Le Duc d’Orléans ne peut plus se voir dans la société qui l’entoure, et puisque celle qu’il voyait autrefois ne vient plus chez lui, il veut aller la chercher chez elle ; il veut la voir, il veut parler à ces dames, si ce n’est à la Cour au moins ailleurs ; c’est ce qui l’a engagé à danser avec Mlle de Béthune et je suis chargé de sonder les duchesses de Rauzan et de La Trémoïlle, afin de savoir si elles voudront suivre l’exemple de la princesse Léonie.

J’ai répondu que je voulais bien me charger de cette commission, mais que je croyais que, pour réussir, il ne fallait pas laisser le temps à ces dames de se voir et de discuter sur ma proposition, et que, par conséquent, je ne leur en parlerais qu’au moment même, ainsi que je l’avais fait avec Mlle de Béthune. On est tombé à ce sujet d’accord avec moi, et il ne s’agit maintenant que de décider en quel lieu le Duc d’Orléans pourra se rencontrer avec les dames du faubourg Saint-Germain.
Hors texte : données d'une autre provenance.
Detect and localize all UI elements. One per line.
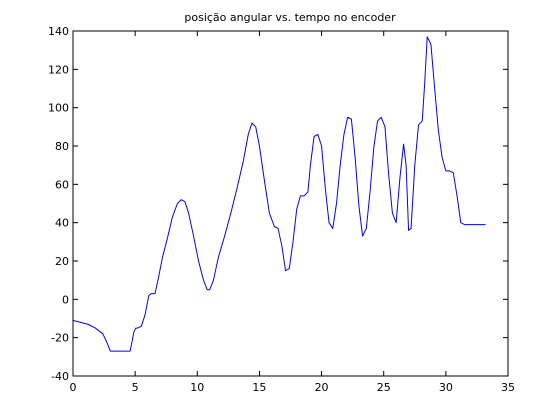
y-tick-label: -20	[51, 332, 69, 345]
plot-area	[73, 31, 508, 376]
y-tick-label: -40	[51, 370, 69, 383]
series-line	[72, 36, 486, 352]
labels-layer: 0 5 10 15 20 25 30 35 -40 -20 0 20 40 60 80 100 120 140	[48, 25, 515, 394]
plot-frame	[72, 30, 509, 377]
y-tick-label: 120	[48, 63, 69, 76]
y-tick-label: 140	[48, 25, 69, 38]
series-layer	[72, 36, 486, 352]
y-tick-label: 20	[55, 255, 69, 268]
y-tick-label: 40	[55, 217, 69, 230]
y-tick-label: 100	[48, 102, 69, 115]
x-tick-label: 35	[501, 381, 515, 394]
x-tick-label: 10	[190, 381, 204, 394]
x-tick-label: 15	[252, 381, 266, 394]
y-tick-label: 0	[62, 293, 69, 306]
chart-title: posição angular vs. tempo no encoder	[184, 11, 396, 24]
x-tick-label: 0	[70, 381, 77, 394]
x-tick-label: 30	[439, 381, 453, 394]
x-tick-label: 25	[377, 381, 391, 394]
y-tick-label: 80	[55, 140, 69, 153]
x-tick-label: 20	[315, 381, 329, 394]
y-tick-label: 60	[55, 178, 69, 191]
x-tick-label: 5	[132, 381, 139, 394]
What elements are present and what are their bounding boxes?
30 janvier. — Hier, au bal de la Cour, j’ai parlé à M. de Rumigny du duel qui avait eu lieu le matin entre le général Bugeaud et M. Dulong, député de l’opposition. M. de Rumigny était un des témoins et semblait, le soir encore, assez ému de la scène qui s’était passée sous ses yeux. Le général Bugeaud s’était bien proposé de tuer son adversaire. L’un et l’autre des combattans tiraient fort bien au pistolet. Le général, qui était instruit de l’habileté de son adversaire, prit le parti de ne pas lui laisser le temps de tirer. Au signal donné par les témoins, il a avancé de cinq pas et, en même temps, a tiré et si bien que sa balle est entrée dans la tête de Dulong un pouce au-dessus de l’œil gauche. Celui-ci tomba sans proférer une parole. Quelques saignées appliquées aux deux bras le firent cependant revenir à lui pour quelques instans, mais, bientôt, il perdit de nouveau connaissance, et quoiqu’il ne fût pas mort encore à onze heures du soir, son état était tel que les médecins n’avaient aucun espoir de le sauver.